Monday, August 3, 2009

Cow Bell Pandemonium

Cheyenne Mountain Canyon Race:
United States Qualifier for the World Mountain Running Team:
July 26, 2009

I got to the start line. It was just over an hour until the gun would blast, the whistle screech, cow bells rings, and feet would fly. I was starting to get nervous. I had wanted to go over the course during the previous week yet it never happened. I knew approximately how steep and potentially how hard the race would be. The 12K race (about 7.8 miles) consisted of a 2.4 mile loop with 600 feet gained and lost during the loop with an additional start and finishing section. We would have to run the loop 3 times… bring it. It was now 30 minutes before those cow bells would start their ringing. I was only more nervous. I knew I was fit and ready for the race. The race had not been my main focus as I’ve been mainly training for Leadville. Therefore, I have not done any speed or hill workouts prior to the race. The race was loaded with good US runners vying to make the World Mountain Running Team. I don’t enter races on a whim; I enter to run well: to glorify God with the talents He has given me.
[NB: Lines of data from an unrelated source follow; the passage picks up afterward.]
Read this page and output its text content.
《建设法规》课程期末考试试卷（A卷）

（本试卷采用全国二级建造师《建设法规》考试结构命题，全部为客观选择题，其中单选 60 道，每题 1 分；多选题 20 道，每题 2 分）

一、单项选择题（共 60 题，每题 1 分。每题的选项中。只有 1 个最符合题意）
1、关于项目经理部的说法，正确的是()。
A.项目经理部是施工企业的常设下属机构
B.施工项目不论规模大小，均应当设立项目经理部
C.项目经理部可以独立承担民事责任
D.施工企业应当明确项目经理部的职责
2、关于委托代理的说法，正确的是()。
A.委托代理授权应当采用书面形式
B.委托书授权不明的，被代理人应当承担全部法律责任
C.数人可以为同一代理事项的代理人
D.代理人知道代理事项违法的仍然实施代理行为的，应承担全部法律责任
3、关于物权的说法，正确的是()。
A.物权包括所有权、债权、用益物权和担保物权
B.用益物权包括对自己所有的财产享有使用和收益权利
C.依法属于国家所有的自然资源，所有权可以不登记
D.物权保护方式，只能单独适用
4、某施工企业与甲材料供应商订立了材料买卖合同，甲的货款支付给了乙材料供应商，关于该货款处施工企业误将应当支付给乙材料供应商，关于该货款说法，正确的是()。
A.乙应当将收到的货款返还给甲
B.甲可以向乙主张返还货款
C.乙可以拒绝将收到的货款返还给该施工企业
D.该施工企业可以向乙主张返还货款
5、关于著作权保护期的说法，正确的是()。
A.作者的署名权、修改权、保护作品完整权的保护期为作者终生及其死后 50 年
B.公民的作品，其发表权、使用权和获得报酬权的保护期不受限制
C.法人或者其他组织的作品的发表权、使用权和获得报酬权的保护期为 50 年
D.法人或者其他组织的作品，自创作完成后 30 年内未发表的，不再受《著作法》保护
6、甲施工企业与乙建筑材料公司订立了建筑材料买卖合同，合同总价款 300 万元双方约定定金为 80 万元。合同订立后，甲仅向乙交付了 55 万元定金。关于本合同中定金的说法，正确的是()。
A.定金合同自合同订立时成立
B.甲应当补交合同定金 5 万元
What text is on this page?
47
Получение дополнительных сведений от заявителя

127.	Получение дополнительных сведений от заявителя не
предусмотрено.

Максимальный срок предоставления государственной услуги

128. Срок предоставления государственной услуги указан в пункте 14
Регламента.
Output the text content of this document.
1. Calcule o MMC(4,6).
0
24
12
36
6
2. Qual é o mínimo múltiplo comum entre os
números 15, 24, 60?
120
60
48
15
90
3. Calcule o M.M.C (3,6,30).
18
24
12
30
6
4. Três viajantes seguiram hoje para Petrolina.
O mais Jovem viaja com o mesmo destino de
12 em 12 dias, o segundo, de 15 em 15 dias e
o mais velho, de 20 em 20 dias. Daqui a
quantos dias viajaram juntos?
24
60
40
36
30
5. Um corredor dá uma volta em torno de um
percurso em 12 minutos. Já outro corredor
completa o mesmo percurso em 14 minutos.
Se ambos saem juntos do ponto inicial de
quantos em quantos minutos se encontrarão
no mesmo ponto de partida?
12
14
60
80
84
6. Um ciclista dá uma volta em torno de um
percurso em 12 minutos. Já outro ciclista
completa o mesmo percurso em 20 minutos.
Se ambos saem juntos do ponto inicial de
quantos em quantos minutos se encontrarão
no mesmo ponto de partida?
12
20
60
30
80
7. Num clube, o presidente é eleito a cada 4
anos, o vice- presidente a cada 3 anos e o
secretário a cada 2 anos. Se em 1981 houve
It was now 10 minutes prior to the cow bell pandemonium. I was ready, I was going to go out and give those Cow Bells a run for their money. Bring it. Bring the pain, bring the ruckus, bring the pandemonium. The pandemonium was soon underway. It was silent as my nervous anticipation transformed into a calm steadfast focus. I calmly moved up from 5th place to 2nd. Then we hit the hill. The pace slowed to a training pace. I wanted an honest race, so I took the lead setting a little quicker tempo. I reached the top of the hill and started the fast flowing decent. Someone was content to retake the lead here which I let him do and sat on his tail waiting for a second helping. We started our second helping: lap two, and it was obvious the race pack was being whittled down. There were only four of us now. I took the lead again with 2nd and 3d closely following and Andrew Benford strategically racing in 4th.

The second lap was refreshing, I ran solid thinking about daily training. This was an easy 600 feet climb. I’ve been putting in 2000-5000 foot gains in training, so 600 feet seemed short. I reached the top of the second climb and noticed that Andrew had moved into 2nd about 20 yards back. I cruised the downhill and started the final lap. Those cow bells, still in a constant racket, rang silently in my ears. I heard my heart methodically beating in a controlled manner. Andrew was on my tail pushing me. We reached the top of the 3d lap. At this point I knew no one could catch up and that I would indeed win the race. Maybe I knew it before hand but I would not consciously acknowledge that sort of information. It can be detrimental to become prideful or over confident. I had confidence but had to remain calm. Pride and confidence are closely related. It is good to have the latter while running from the former.

I raced down the hill to finish first in 47:13. Andrew was 2nd in 47:48. We both made the World Mountain Running Team and will be racing in Campodolcino, Italy on September 6th. Bring it, I’ll be ready.